Lesser tuberosity osteotomy (LTO) was thought to combat the concerns related to performing a TSA using ST, including poor tendon and tendon healing. Initial analyses of LTO showed an increased fixation strength and a higher load to failure with bone to bone repair, which originally was hypothesized to increase repair strength and decrease subscapularis dysfunction. However, recent studies have not yielded superior results for LTO. No differences were found in repair strength between ST and LTO. Columbia Orthopedic providers William N. Levine, MD, Christopher S. Ahmad, MD, and emeritus professor Louis U. Bigliani, MD set out to determine if ST or LTO provided better clinical results by creating the first randomized controlled trial comparing the two techniques. The study titled “Subscapularis tenotomy versus lesser tuberosity osteotomy during total shoulder arthroplasty for primary osteoarthritis: a prospective, randomized controlled trial,” hypothesized that LTO would decrease subscapularis dysfunction and increase healing rates while maintaining similar clinical outcomes and operative time when compared with ST.

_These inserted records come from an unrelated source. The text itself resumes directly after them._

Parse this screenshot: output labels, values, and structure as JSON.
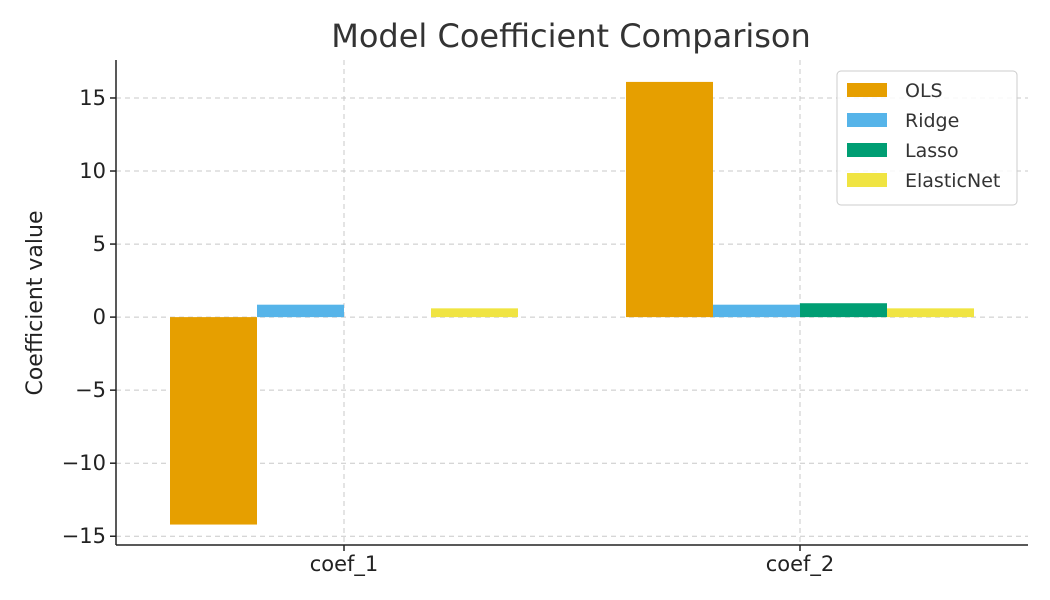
{
  "chart_data": {
    "type": "bar",
    "title": "Model Coefficient Comparison",
    "xlabel": "",
    "ylabel": "Coefficient value",
    "categories": [
      "coef_1",
      "coef_2"
    ],
    "series": [
      {
        "name": "OLS",
        "values": [
          -14.2,
          16.1
        ],
        "color": "#E69F00"
      },
      {
        "name": "Ridge",
        "values": [
          0.85,
          0.85
        ],
        "color": "#56B4E9"
      },
      {
        "name": "Lasso",
        "values": [
          0.0,
          0.95
        ],
        "color": "#009E73"
      },
      {
        "name": "ElasticNet",
        "values": [
          0.6,
          0.6
        ],
        "color": "#F0E442"
      }
    ],
    "ylim": [
      -15.6,
      17.6
    ],
    "yticks": [
      15,
      10,
      5,
      0,
      -5,
      -10,
      -15
    ],
    "ytick_labels": [
      "15",
      "10",
      "5",
      "0",
      "−5",
      "−10",
      "−15"
    ],
    "grid": true,
    "legend_position": "top-right"
  }
}
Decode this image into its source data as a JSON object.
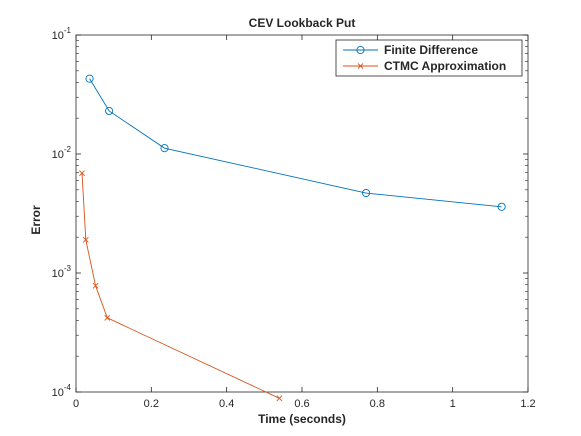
{
  "chart_data": {
    "type": "line",
    "title": "CEV Lookback Put",
    "xlabel": "Time (seconds)",
    "ylabel": "Error",
    "xlim": [
      0,
      1.2
    ],
    "ylim_exponents": [
      -4,
      -1
    ],
    "y_scale": "log",
    "grid": false,
    "legend_position": "top-right",
    "x_ticks": [
      0,
      0.2,
      0.4,
      0.6,
      0.8,
      1,
      1.2
    ],
    "x_tick_labels": [
      "0",
      "0.2",
      "0.4",
      "0.6",
      "0.8",
      "1",
      "1.2"
    ],
    "y_ticks": [
      {
        "base": "10",
        "exp": "-4",
        "value": 0.0001
      },
      {
        "base": "10",
        "exp": "-3",
        "value": 0.001
      },
      {
        "base": "10",
        "exp": "-2",
        "value": 0.01
      },
      {
        "base": "10",
        "exp": "-1",
        "value": 0.1
      }
    ],
    "series": [
      {
        "name": "Finite Difference",
        "color": "#0072BD",
        "marker": "circle",
        "x": [
          0.036,
          0.088,
          0.235,
          0.77,
          1.13
        ],
        "y": [
          0.043,
          0.023,
          0.0112,
          0.0047,
          0.0036
        ]
      },
      {
        "name": "CTMC Approximation",
        "color": "#D95319",
        "marker": "x",
        "x": [
          0.016,
          0.026,
          0.052,
          0.083,
          0.54
        ],
        "y": [
          0.0069,
          0.0019,
          0.00078,
          0.00042,
          8.85e-05
        ]
      }
    ]
  }
}
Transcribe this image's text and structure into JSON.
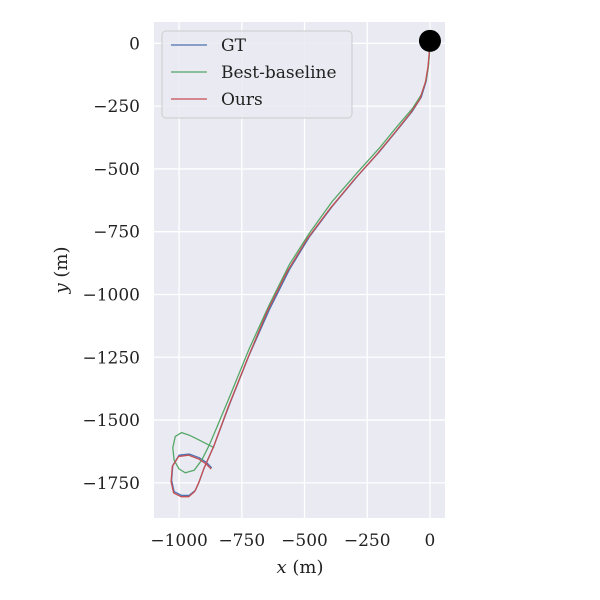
{
  "chart_data": {
    "type": "line",
    "title": "",
    "xlabel_var": "x",
    "xlabel_unit": " (m)",
    "ylabel_var": "y",
    "ylabel_unit": " (m)",
    "xlim": [
      -1100,
      60
    ],
    "ylim": [
      -1890,
      85
    ],
    "xticks": [
      -1000,
      -750,
      -500,
      -250,
      0
    ],
    "yticks": [
      0,
      -250,
      -500,
      -750,
      -1000,
      -1250,
      -1500,
      -1750
    ],
    "tick_labels_x": [
      "−1000",
      "−750",
      "−500",
      "−250",
      "0"
    ],
    "tick_labels_y": [
      "0",
      "−250",
      "−500",
      "−750",
      "−1000",
      "−1250",
      "−1500",
      "−1750"
    ],
    "grid": true,
    "background": "#eaeaf2",
    "legend_position": "upper-left",
    "start_marker": {
      "x": 0,
      "y": 10,
      "color": "#000000"
    },
    "series": [
      {
        "name": "GT",
        "color": "#4c72b0",
        "points": [
          [
            0,
            10
          ],
          [
            -2,
            -40
          ],
          [
            -6,
            -90
          ],
          [
            -15,
            -150
          ],
          [
            -35,
            -215
          ],
          [
            -70,
            -270
          ],
          [
            -130,
            -345
          ],
          [
            -200,
            -430
          ],
          [
            -290,
            -530
          ],
          [
            -390,
            -650
          ],
          [
            -480,
            -770
          ],
          [
            -560,
            -900
          ],
          [
            -640,
            -1060
          ],
          [
            -720,
            -1240
          ],
          [
            -800,
            -1440
          ],
          [
            -860,
            -1600
          ],
          [
            -900,
            -1690
          ],
          [
            -920,
            -1745
          ],
          [
            -935,
            -1780
          ],
          [
            -960,
            -1800
          ],
          [
            -990,
            -1800
          ],
          [
            -1020,
            -1785
          ],
          [
            -1030,
            -1740
          ],
          [
            -1025,
            -1680
          ],
          [
            -1000,
            -1640
          ],
          [
            -960,
            -1635
          ],
          [
            -920,
            -1650
          ],
          [
            -890,
            -1670
          ],
          [
            -870,
            -1690
          ]
        ]
      },
      {
        "name": "Best-baseline",
        "color": "#55a868",
        "points": [
          [
            0,
            10
          ],
          [
            -2,
            -40
          ],
          [
            -6,
            -90
          ],
          [
            -15,
            -145
          ],
          [
            -35,
            -205
          ],
          [
            -70,
            -260
          ],
          [
            -130,
            -330
          ],
          [
            -200,
            -415
          ],
          [
            -290,
            -515
          ],
          [
            -390,
            -630
          ],
          [
            -480,
            -755
          ],
          [
            -560,
            -880
          ],
          [
            -640,
            -1040
          ],
          [
            -720,
            -1215
          ],
          [
            -800,
            -1410
          ],
          [
            -850,
            -1530
          ],
          [
            -880,
            -1600
          ],
          [
            -910,
            -1660
          ],
          [
            -940,
            -1700
          ],
          [
            -975,
            -1710
          ],
          [
            -1000,
            -1695
          ],
          [
            -1020,
            -1660
          ],
          [
            -1025,
            -1610
          ],
          [
            -1015,
            -1565
          ],
          [
            -990,
            -1550
          ],
          [
            -960,
            -1560
          ],
          [
            -920,
            -1580
          ],
          [
            -880,
            -1600
          ],
          [
            -860,
            -1610
          ]
        ]
      },
      {
        "name": "Ours",
        "color": "#c44e52",
        "points": [
          [
            0,
            10
          ],
          [
            -3,
            -40
          ],
          [
            -8,
            -95
          ],
          [
            -18,
            -155
          ],
          [
            -40,
            -222
          ],
          [
            -80,
            -280
          ],
          [
            -140,
            -355
          ],
          [
            -210,
            -440
          ],
          [
            -300,
            -540
          ],
          [
            -400,
            -660
          ],
          [
            -490,
            -780
          ],
          [
            -570,
            -910
          ],
          [
            -650,
            -1070
          ],
          [
            -725,
            -1250
          ],
          [
            -805,
            -1450
          ],
          [
            -862,
            -1605
          ],
          [
            -902,
            -1695
          ],
          [
            -922,
            -1750
          ],
          [
            -938,
            -1785
          ],
          [
            -962,
            -1805
          ],
          [
            -992,
            -1805
          ],
          [
            -1022,
            -1790
          ],
          [
            -1032,
            -1745
          ],
          [
            -1027,
            -1685
          ],
          [
            -1002,
            -1645
          ],
          [
            -962,
            -1640
          ],
          [
            -922,
            -1655
          ],
          [
            -892,
            -1675
          ],
          [
            -872,
            -1695
          ]
        ]
      }
    ]
  }
}
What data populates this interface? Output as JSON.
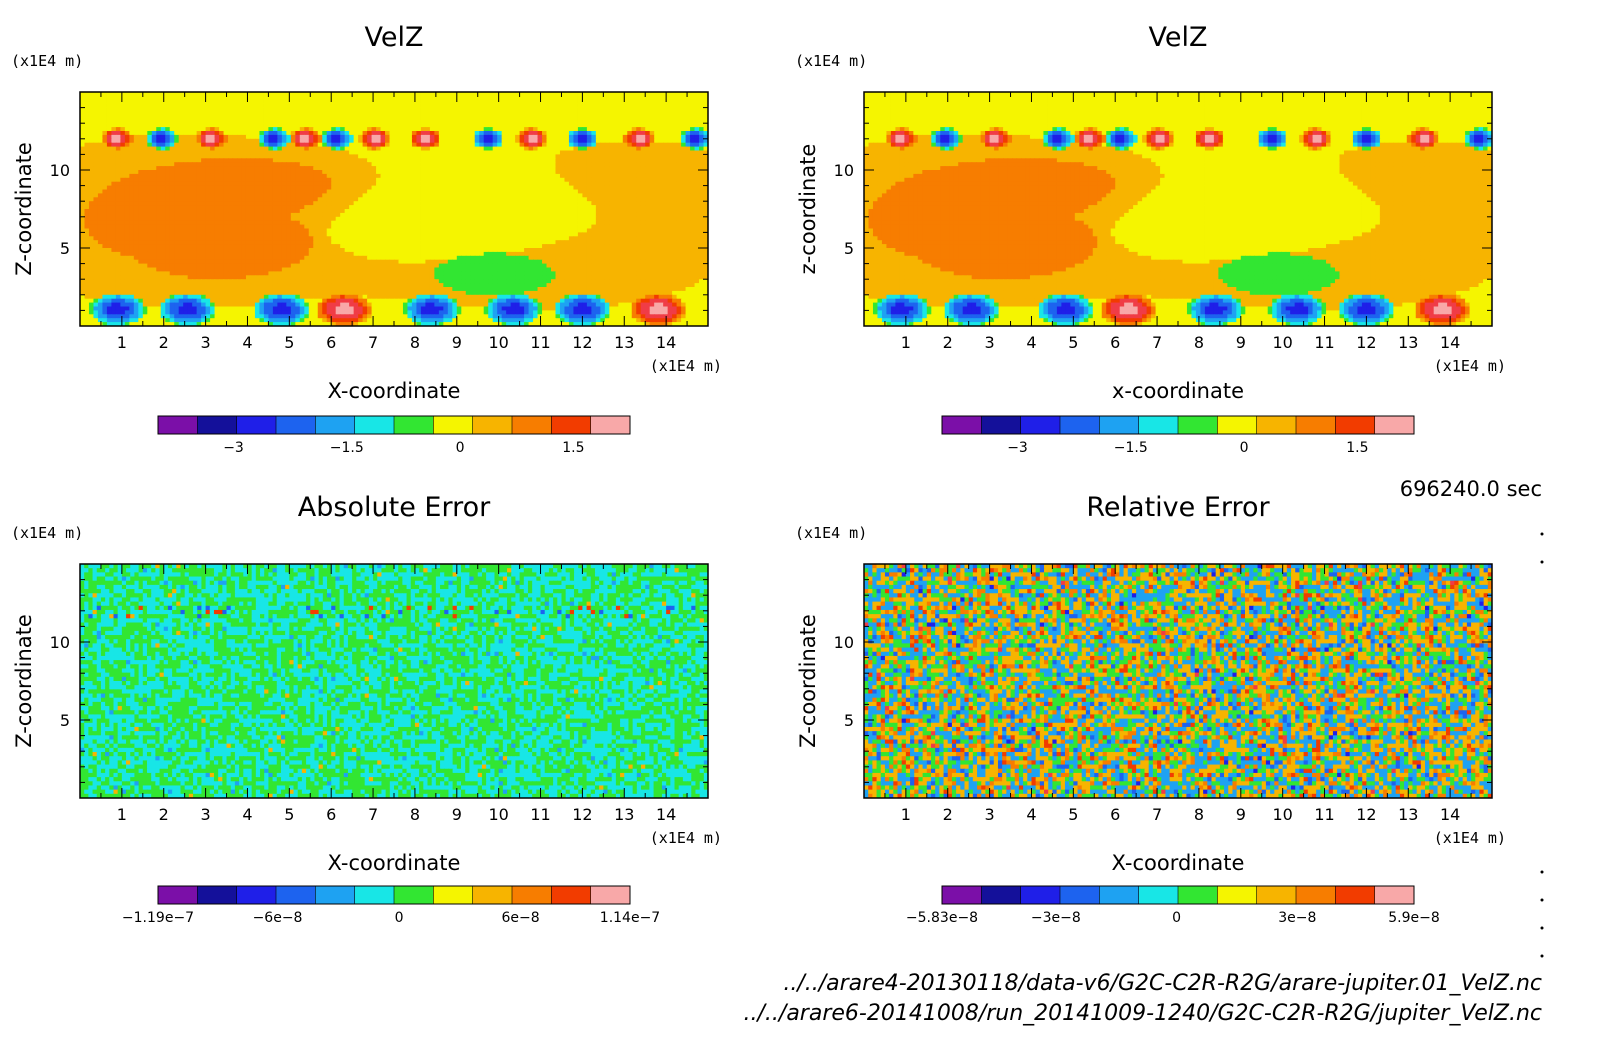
{
  "chart_data": [
    {
      "type": "heatmap",
      "id": "p1",
      "title": "VelZ",
      "xlabel": "X-coordinate",
      "ylabel": "Z-coordinate",
      "x_unit": "(x1E4 m)",
      "y_unit": "(x1E4 m)",
      "xlim": [
        0,
        15
      ],
      "ylim": [
        0,
        15
      ],
      "x_ticks": [
        1,
        2,
        3,
        4,
        5,
        6,
        7,
        8,
        9,
        10,
        11,
        12,
        13,
        14
      ],
      "y_ticks": [
        5,
        10
      ],
      "colorbar": {
        "ticks": [
          {
            "value": -3,
            "label": "−3"
          },
          {
            "value": -1.5,
            "label": "−1.5"
          },
          {
            "value": 0,
            "label": "0"
          },
          {
            "value": 1.5,
            "label": "1.5"
          }
        ],
        "min": -4,
        "max": 2.25
      },
      "pattern": "field"
    },
    {
      "type": "heatmap",
      "id": "p2",
      "title": "VelZ",
      "xlabel": "x-coordinate",
      "ylabel": "z-coordinate",
      "x_unit": "(x1E4 m)",
      "y_unit": "(x1E4 m)",
      "xlim": [
        0,
        15
      ],
      "ylim": [
        0,
        15
      ],
      "x_ticks": [
        1,
        2,
        3,
        4,
        5,
        6,
        7,
        8,
        9,
        10,
        11,
        12,
        13,
        14
      ],
      "y_ticks": [
        5,
        10
      ],
      "colorbar": {
        "ticks": [
          {
            "value": -3,
            "label": "−3"
          },
          {
            "value": -1.5,
            "label": "−1.5"
          },
          {
            "value": 0,
            "label": "0"
          },
          {
            "value": 1.5,
            "label": "1.5"
          }
        ],
        "min": -4,
        "max": 2.25
      },
      "pattern": "field"
    },
    {
      "type": "heatmap",
      "id": "p3",
      "title": "Absolute Error",
      "xlabel": "X-coordinate",
      "ylabel": "Z-coordinate",
      "x_unit": "(x1E4 m)",
      "y_unit": "(x1E4 m)",
      "xlim": [
        0,
        15
      ],
      "ylim": [
        0,
        15
      ],
      "x_ticks": [
        1,
        2,
        3,
        4,
        5,
        6,
        7,
        8,
        9,
        10,
        11,
        12,
        13,
        14
      ],
      "y_ticks": [
        5,
        10
      ],
      "colorbar": {
        "ticks": [
          {
            "value": -1.19e-07,
            "label": "−1.19e−7"
          },
          {
            "value": -6e-08,
            "label": "−6e−8"
          },
          {
            "value": 0,
            "label": "0"
          },
          {
            "value": 6e-08,
            "label": "6e−8"
          },
          {
            "value": 1.14e-07,
            "label": "1.14e−7"
          }
        ],
        "min": -1.19e-07,
        "max": 1.14e-07
      },
      "pattern": "absnoise"
    },
    {
      "type": "heatmap",
      "id": "p4",
      "title": "Relative Error",
      "xlabel": "X-coordinate",
      "ylabel": "Z-coordinate",
      "x_unit": "(x1E4 m)",
      "y_unit": "(x1E4 m)",
      "xlim": [
        0,
        15
      ],
      "ylim": [
        0,
        15
      ],
      "x_ticks": [
        1,
        2,
        3,
        4,
        5,
        6,
        7,
        8,
        9,
        10,
        11,
        12,
        13,
        14
      ],
      "y_ticks": [
        5,
        10
      ],
      "colorbar": {
        "ticks": [
          {
            "value": -5.83e-08,
            "label": "−5.83e−8"
          },
          {
            "value": -3e-08,
            "label": "−3e−8"
          },
          {
            "value": 0,
            "label": "0"
          },
          {
            "value": 3e-08,
            "label": "3e−8"
          },
          {
            "value": 5.9e-08,
            "label": "5.9e−8"
          }
        ],
        "min": -5.83e-08,
        "max": 5.9e-08
      },
      "pattern": "relnoise"
    }
  ],
  "palette": [
    "#7b0fa8",
    "#14109a",
    "#1f1fe8",
    "#1d63ef",
    "#1ea2f2",
    "#18e6e6",
    "#32e632",
    "#f5f500",
    "#f7b400",
    "#f77d00",
    "#f23c00",
    "#f03c46",
    "#f8a8a8"
  ],
  "time_label": "696240.0 sec",
  "files": [
    "../../arare4-20130118/data-v6/G2C-C2R-R2G/arare-jupiter.01_VelZ.nc",
    "../../arare6-20141008/run_20141009-1240/G2C-C2R-R2G/jupiter_VelZ.nc"
  ]
}
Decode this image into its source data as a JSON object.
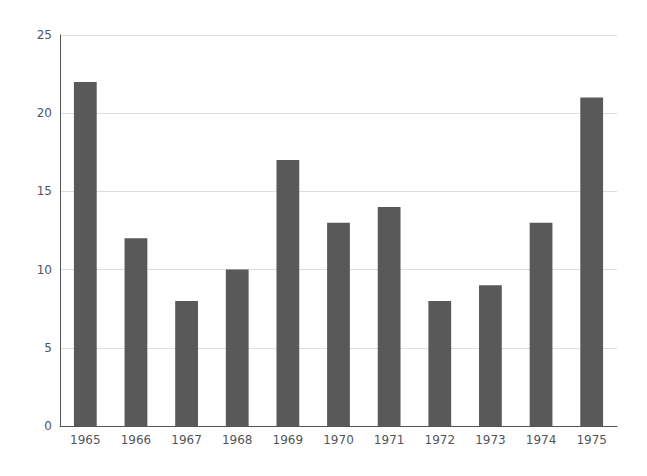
{
  "chart_data": {
    "type": "bar",
    "categories": [
      "1965",
      "1966",
      "1967",
      "1968",
      "1969",
      "1970",
      "1971",
      "1972",
      "1973",
      "1974",
      "1975"
    ],
    "values": [
      22,
      12,
      8,
      10,
      17,
      13,
      14,
      8,
      9,
      13,
      21
    ],
    "color": "#595959",
    "ylim": [
      0,
      25
    ],
    "yticks": [
      0,
      5,
      10,
      15,
      20,
      25
    ],
    "grid": true
  }
}
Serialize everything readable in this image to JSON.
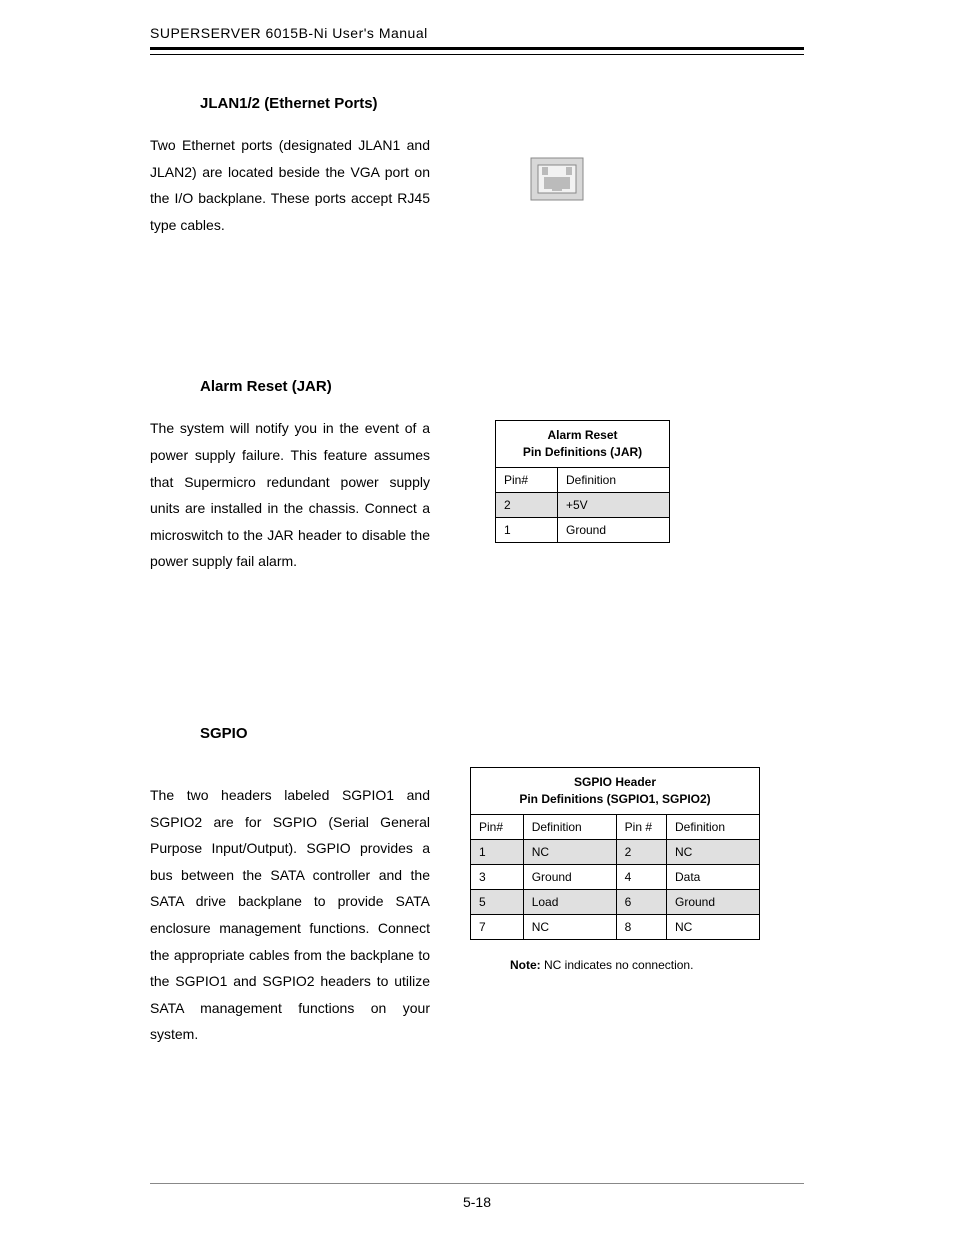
{
  "header": "SUPERSERVER 6015B-Ni User's Manual",
  "page_number": "5-18",
  "jlan": {
    "title": "JLAN1/2 (Ethernet Ports)",
    "body": "Two Ethernet ports (designated JLAN1 and JLAN2) are located beside the VGA port on the I/O backplane.  These ports accept RJ45 type cables."
  },
  "jar": {
    "title": "Alarm Reset (JAR)",
    "body": "The system will notify you in the event of a power supply failure.  This feature assumes that Supermicro redundant power supply units are installed in the chassis.  Connect a microswitch to the JAR header to disable the power supply fail alarm.",
    "table": {
      "title_l1": "Alarm Reset",
      "title_l2": "Pin Definitions (JAR)",
      "col1": "Pin#",
      "col2": "Definition",
      "rows": [
        {
          "pin": "2",
          "def": "+5V",
          "shade": true
        },
        {
          "pin": "1",
          "def": "Ground",
          "shade": false
        }
      ]
    }
  },
  "sgpio": {
    "title": "SGPIO",
    "body": "The two headers labeled SGPIO1 and SGPIO2 are for SGPIO (Serial General Purpose Input/Output). SGPIO provides a bus between the SATA controller and the SATA drive backplane to provide SATA enclosure management functions.  Connect the appropriate cables from the backplane to the SGPIO1 and SGPIO2 headers to utilize SATA management functions on your system.",
    "table": {
      "title_l1": "SGPIO Header",
      "title_l2": "Pin Definitions (SGPIO1, SGPIO2)",
      "col1": "Pin#",
      "col2": "Definition",
      "col3": "Pin #",
      "col4": "Definition",
      "rows": [
        {
          "p1": "1",
          "d1": "NC",
          "p2": "2",
          "d2": "NC",
          "shade": true
        },
        {
          "p1": "3",
          "d1": "Ground",
          "p2": "4",
          "d2": "Data",
          "shade": false
        },
        {
          "p1": "5",
          "d1": "Load",
          "p2": "6",
          "d2": "Ground",
          "shade": true
        },
        {
          "p1": "7",
          "d1": "NC",
          "p2": "8",
          "d2": "NC",
          "shade": false
        }
      ]
    },
    "note_label": "Note:",
    "note_text": " NC indicates no connection."
  },
  "style": {
    "background_color": "#ffffff",
    "text_color": "#000000",
    "shade_row_color": "#e0e0e0",
    "border_color": "#000000",
    "body_font_size_pt": 11,
    "title_font_size_pt": 11,
    "table_font_size_pt": 9,
    "font_family": "Arial"
  }
}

“While exceptional clinical results are achieved with TSA, complications associated with post-operative subscapularis dysfunction remain a concern. These failures can lead to painful shoulder instability and decreased strength,” stated Dr. Levine. “Our study sought to determine the best technique for subscapularis management in TSA by creating the first randomized controlled trial comparing ST and LTO.”

The study, published in the Journal of Shoulder and Elbow Surgery, enrolled 60 shoulders in 59 patients who had primary osteoarthritis. Thirty shoulders were randomized to either ST or LTO before surgery. Data, such as ultrasounds, ST/LTO repair time and osteotomy thickness, was collected before surgery as well as at 6-week, 3-month, 6-month, and 1-year after surgery. Results from the study showed no significant differences in range of motion or clinical outcomes for ST and LTO with LTO healing being more reliable than ST.

“Our research concluded that both techniques produced successful subjective and objective results; while LTO provides a greater consistency in subscapularis healing than ST this did not lead to differing clinical outcomes,” said Dr. Levine.